Scientific classification
- Kingdom: Plantae
- Clade: Embryophytes
- Clade: Tracheophytes
- Clade: Angiosperms
- Clade: Eudicots
- Clade: Rosids
- Order: Fabales
- Family: Fabaceae
- Subfamily: Caesalpinioideae
- Clade: Mimosoid clade
- Genus: Leucaena
- Species: L. retusa
- Binomial name: Leucaena retusa Benth.

= Leucaena retusa =

- Genus: Leucaena
- Species: retusa
- Authority: Benth.
- Conservation status: G4

Species of legume

Leucaena retusa is a species of flowering plant in the legume family known by the common names littleleaf leadtree, goldenball leadtree, wahoo tree, and lemonball. It is native to Chihuahua and Coahuila in Mexico and Texas in the United States. It also occurs in New Mexico.

This plant is a small tree that can reach 25 ft in height. The leaves are bright green to blue-green in color and each is divided into several leaflets. The spherical flowers are yellow to white. The trees flower in April through October. They tend to flower profusely after rain. The fruit is a legume pod up to 25 cm in length. The wood is weak and breaks easily.

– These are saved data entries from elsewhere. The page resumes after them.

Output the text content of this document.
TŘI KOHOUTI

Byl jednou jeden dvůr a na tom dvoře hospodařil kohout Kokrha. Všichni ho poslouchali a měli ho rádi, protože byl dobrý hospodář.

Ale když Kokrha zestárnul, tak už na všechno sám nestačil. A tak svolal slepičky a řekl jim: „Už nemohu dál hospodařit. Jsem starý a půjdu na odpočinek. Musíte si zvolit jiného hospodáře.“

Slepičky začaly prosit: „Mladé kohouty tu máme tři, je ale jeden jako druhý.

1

This tree grows in dry habitat and is drought-tolerant. It is adapted to alkaline soils and full sunlight. It is often cultivated as an ornamental plant for its attractive appearance. It is easily grown from seed and it will reseed itself. It can even become weedy. It is not considered useful as a honey plant or for its wood.

Animals such as livestock and white-tailed deer find the herbage palatable. The seeds are also high in protein.